One example of this was a “live concert” performed by Travis Scott on the gaming platform Fortnite. On the game, you could see a stage being built over a few days, and at the concert, day players could see Travis Scott’s player perform live right there. This was a massive success as it offered an experience once could only have online, with multiple visual effects. This brought more people to the platform and also many new listeners for Travis Scott. On August 8th, the music artist The Weeknd is planning to host an augmented reality concert on the social media platform TikTok. It is rumored to be an interactive and immersive experience, with users being able to interact with the artist as he performs. These new ways of performance bring about many new relationships between artists and different platforms, giving many people an experience they would otherwise not be able to afford or attend in a normal situation.

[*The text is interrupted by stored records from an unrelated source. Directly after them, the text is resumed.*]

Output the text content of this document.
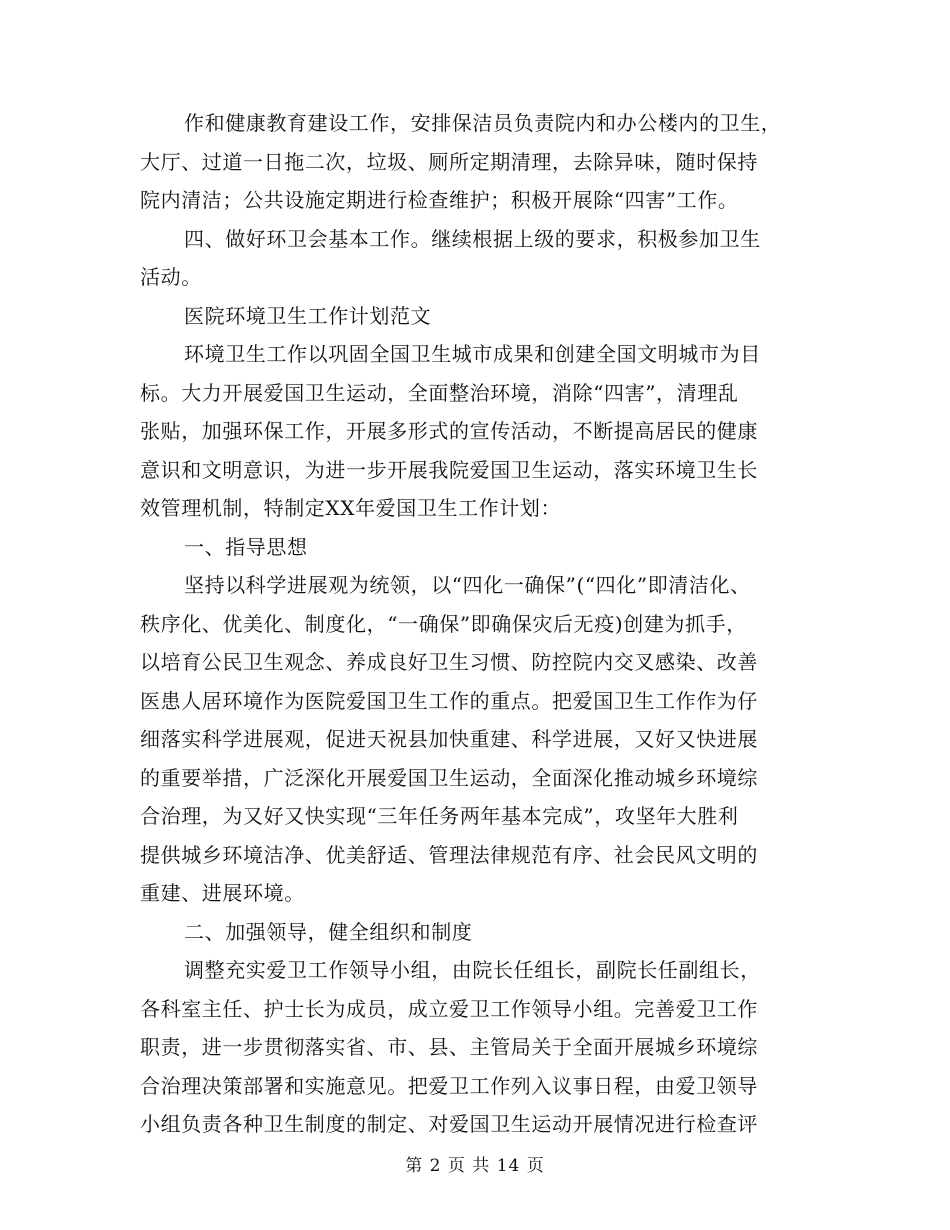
作和健康教育建设工作，安排保洁员负责院内和办公楼内的卫生，
大厅、过道一日拖二次，垃圾、厕所定期清理，去除异味，随时保持
院内清洁；公共设施定期进行检查维护；积极开展除“四害”工作。
四、做好环卫会基本工作。继续根据上级的要求，积极参加卫生
活动。
医院环境卫生工作计划范文
环境卫生工作以巩固全国卫生城市成果和创建全国文明城市为目
标。大力开展爱国卫生运动，全面整治环境，消除“四害”，清理乱
张贴，加强环保工作，开展多形式的宣传活动，不断提高居民的健康
意识和文明意识，为进一步开展我院爱国卫生运动，落实环境卫生长
效管理机制，特制定XX年爱国卫生工作计划：
一、指导思想
坚持以科学进展观为统领，以“四化一确保”(“四化”即清洁化、
秩序化、优美化、制度化，“一确保”即确保灾后无疫)创建为抓手，
以培育公民卫生观念、养成良好卫生习惯、防控院内交叉感染、改善
医患人居环境作为医院爱国卫生工作的重点。把爱国卫生工作作为仔
细落实科学进展观，促进天祝县加快重建、科学进展，又好又快进展
的重要举措，广泛深化开展爱国卫生运动，全面深化推动城乡环境综
合治理，为又好又快实现“三年任务两年基本完成”，攻坚年大胜利
提供城乡环境洁净、优美舒适、管理法律规范有序、社会民风文明的
重建、进展环境。
二、加强领导，健全组织和制度
调整充实爱卫工作领导小组，由院长任组长，副院长任副组长，
各科室主任、护士长为成员，成立爱卫工作领导小组。完善爱卫工作
职责，进一步贯彻落实省、市、县、主管局关于全面开展城乡环境综
合治理决策部署和实施意见。把爱卫工作列入议事日程，由爱卫领导
小组负责各种卫生制度的制定、对爱国卫生运动开展情况进行检查评
第 2 页 共 14 页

The Industry After Coronavirus and The New Reality
In the long-term, the industry won’t be going through any massive changes. Artists will still be releasing music, and digital sales will increase. More work will start to happen remotely, but the links between artists and streaming platforms will remain. Although large live events are not coming back soon, small events will start to happen, and new ways will be found to perform. Interactions with fans will start to be popularized via other monetized platforms, and more creative solutions will be thought of. Even though the industry may have taken a hit during these times, it will be rising back to the top soon. Artists are stuck at home, and what better time to write new melodies and lyrics, so don’t worry about your favorite artist not releasing new music. They will surely make a comeback and be better than ever.